Wird die IT in Österreich noch zu stark als Kostenstelle wahrgenommen und nicht als große Möglichkeit, Umsatz und Gewinn mithilfe der IT zu steigern?
Ich denke, das ist auf jeden Fall so. Die IT wird noch nicht als Umsatzbringer wahrgenommen. Das zeigt sich auch in unseren Befragungen. Kosten zu reduzieren ist hier immer noch einer der wichtigsten Aspekte. Das liegt aber auch daran, dass viele CIO oder IT-Leute in Österreich genau daran gemessen werden und nicht an ihrem Beitrag zu neuen Geschäftsmodellen.
Cap Gemini bietet seit einiger Zeit CIO Advisory Services an. Was kann man sich darunter konkret vorstellen?
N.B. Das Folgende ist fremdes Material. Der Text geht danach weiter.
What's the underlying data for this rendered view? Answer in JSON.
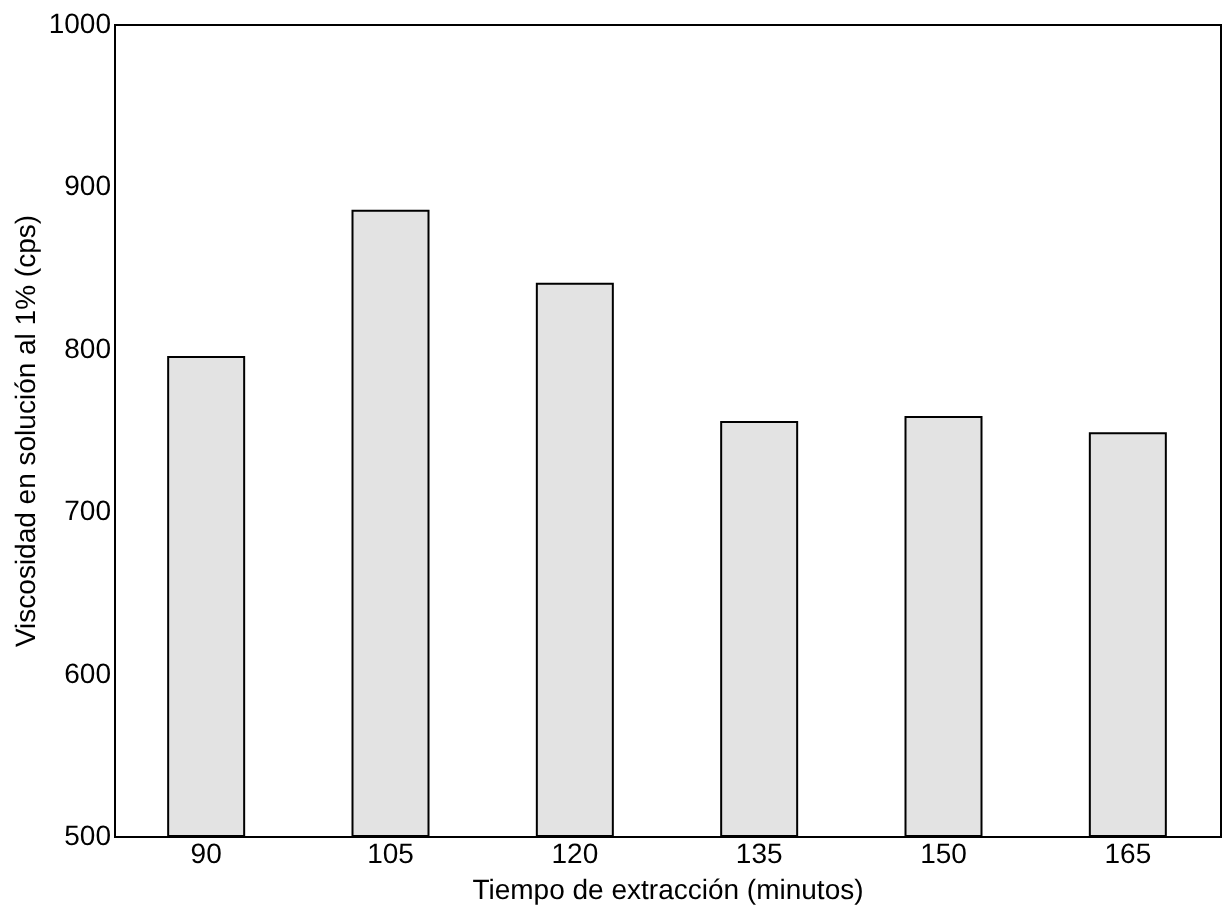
{
  "chart_data": {
    "type": "bar",
    "xlabel": "Tiempo de extracción (minutos)",
    "ylabel": "Viscosidad en solución al 1% (cps)",
    "categories": [
      "90",
      "105",
      "120",
      "135",
      "150",
      "165"
    ],
    "values": [
      795,
      885,
      840,
      755,
      758,
      748
    ],
    "color": "#e3e3e3",
    "ylim": [
      500,
      1000
    ],
    "yticks": [
      500,
      600,
      700,
      800,
      900,
      1000
    ],
    "grid": false
  }
}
Das ist eine CIO-spezifische Beratungsleistung für den Prozess der Digitalisierung. Und beinhaltet etwa Themen wie Cloud oder Mobility. Große Unternehmen kommen immer mehr davon ab, ein Generalunternehmen als Consultant anzuheuern, und betreiben ein sogenanntes cherry picking, sprich, sie wollen sich die besten externen Partner für bestimmte Projekte ins Boot holen und mit der internen IT selbst umsetzen. Hier wollen und können wir sehr gut behilflich sein. Das geht bis hin zu einem „train the trainer“-Ansatz mit E-Learning-Komponenten und Unterstützung beim Recruiting. Das wird von den Unternehmen und vor allem den CIO sehr gut aufgenommen und wir verzeichnen eine starke Nachfrage bei diesen Advisory Services. Fehlendes internes Knowhow ist noch immer das größte Hindernis beim Digitalisierungsprozess. Beim Thema IT-Security geht es etwa mittlerweile zu einem großen Teil um die Steigerung der Awareness der Mitarbeiter, die in vielen Unternehmen ein erhebliches Bedrohungsszenario darstellen.